Photo from www.whitehouse.gov
Today, less than two weeks into his administration President Barack Obama signed his first bill into law and it’s a groundbreaker. President Obama put his signature on the Lilly Ledbetter Fair Pay Restoration Act of 2009. Among the supporters at the signing ceremony, House Speaker Nancy Pelosi, Secretary of State Hillary Clinton, and Lilly Ledbetter.
Ledbetter worked 19 years in a Goodyear tire plant. In 1998, Ledbetter sued Goodyear for pay discrimination. In May 2007, the U.S. Supreme Court ruled against her saying she had failed to file within 180 days of the first unequal paycheck. The new Lilly Ledbetter law allows an employee to file for discrimination within 180 days of the most recent paycheck.

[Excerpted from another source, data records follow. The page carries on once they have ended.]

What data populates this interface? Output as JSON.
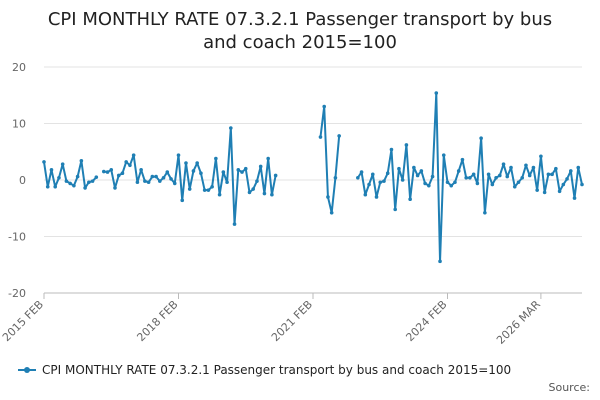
{
  "chart_data": {
    "type": "line",
    "title_lines": [
      "CPI MONTHLY RATE 07.3.2.1 Passenger transport by bus",
      "and coach 2015=100"
    ],
    "xlabel": "",
    "ylabel": "",
    "ylim": [
      -20,
      20
    ],
    "y_ticks": [
      20,
      10,
      0,
      -10,
      -20
    ],
    "x_ticks": [
      "2015 FEB",
      "2018 FEB",
      "2021 FEB",
      "2024 FEB",
      "2026 MAR"
    ],
    "x_start": "2015 FEB",
    "x_end": "2026 MAR",
    "grid": "horizontal",
    "legend_position": "bottom",
    "series": [
      {
        "name": "CPI MONTHLY RATE 07.3.2.1 Passenger transport by bus and coach 2015=100",
        "color": "#1f7fb4",
        "values": [
          3.2,
          -1.2,
          1.8,
          -1.2,
          0.4,
          2.8,
          -0.2,
          -0.6,
          -1.0,
          0.6,
          3.4,
          -1.4,
          -0.4,
          -0.2,
          0.5,
          null,
          1.5,
          1.4,
          1.8,
          -1.4,
          0.8,
          1.2,
          3.2,
          2.6,
          4.4,
          -0.4,
          1.8,
          -0.2,
          -0.4,
          0.6,
          0.6,
          -0.2,
          0.4,
          1.4,
          0.2,
          -0.6,
          4.4,
          -3.6,
          3.0,
          -1.6,
          1.6,
          3.0,
          1.2,
          -1.8,
          -1.8,
          -1.2,
          3.8,
          -2.6,
          1.4,
          -0.4,
          9.2,
          -7.8,
          1.8,
          1.4,
          2.0,
          -2.2,
          -1.6,
          -0.2,
          2.4,
          -2.4,
          3.8,
          -2.6,
          0.8,
          null,
          null,
          null,
          null,
          null,
          null,
          null,
          null,
          null,
          null,
          null,
          7.6,
          13.0,
          -3.0,
          -5.8,
          0.4,
          7.8,
          null,
          null,
          null,
          null,
          0.4,
          1.4,
          -2.6,
          -0.8,
          1.0,
          -3.0,
          -0.4,
          -0.2,
          1.2,
          5.4,
          -5.2,
          2.0,
          0.0,
          6.2,
          -3.4,
          2.2,
          0.8,
          1.6,
          -0.6,
          -1.0,
          0.6,
          15.4,
          -14.4,
          4.4,
          -0.4,
          -1.0,
          -0.4,
          1.6,
          3.6,
          0.4,
          0.4,
          1.0,
          -0.6,
          7.4,
          -5.8,
          1.0,
          -0.8,
          0.4,
          0.8,
          2.8,
          0.6,
          2.2,
          -1.2,
          -0.4,
          0.4,
          2.6,
          0.8,
          2.2,
          -1.8,
          4.2,
          -2.2,
          1.0,
          1.0,
          2.0,
          -2.0,
          -0.8,
          0.2,
          1.6,
          -3.2,
          2.2,
          -0.8
        ]
      }
    ]
  },
  "source_label": "Source:"
}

As a senator, President Obama co-sponsored the bill to overturn this U.S. Supreme Court ruling. Obama made signing the bill one of his campaign promises as well. The president admits the bill will not help Ledbetter, but it will benefit millions of others: “..while this bill bears her name, Lilly knows that this story isn’t just about her. It’s the story of women across this country still earning just 78 cents for every dollar men earn — women of color even less — which means that today, in the year 2009, countless women are still losing thousands of dollars in salary, income and retirement savings over the course of a lifetime.
Equal pay is by no means just a women’s issue — it’s a family issue. It’s about parents who find themselves with less money for tuition and child care; couples who wind up with less to retire on; households where one breadwinner is paid less than she deserves; that’s the difference between affording the mortgage — or not; between keeping the heat on, or paying the doctor bills — or not. And in this economy, when so many folks are already working harder for less and struggling to get by, the last thing they can afford is losing part of each month’s paycheck to simple and plain discrimination.”
The New York Times reported recently that in the past 19 months, federal judges had cited the 2007 Supreme Court Ledbetter decision for ruling against plaintiffs in 300 cases. The new Ledbetter law will make it easier to fight certain forms of discrimination in the courts and, hopefully, discourage pay inequities in the workplace.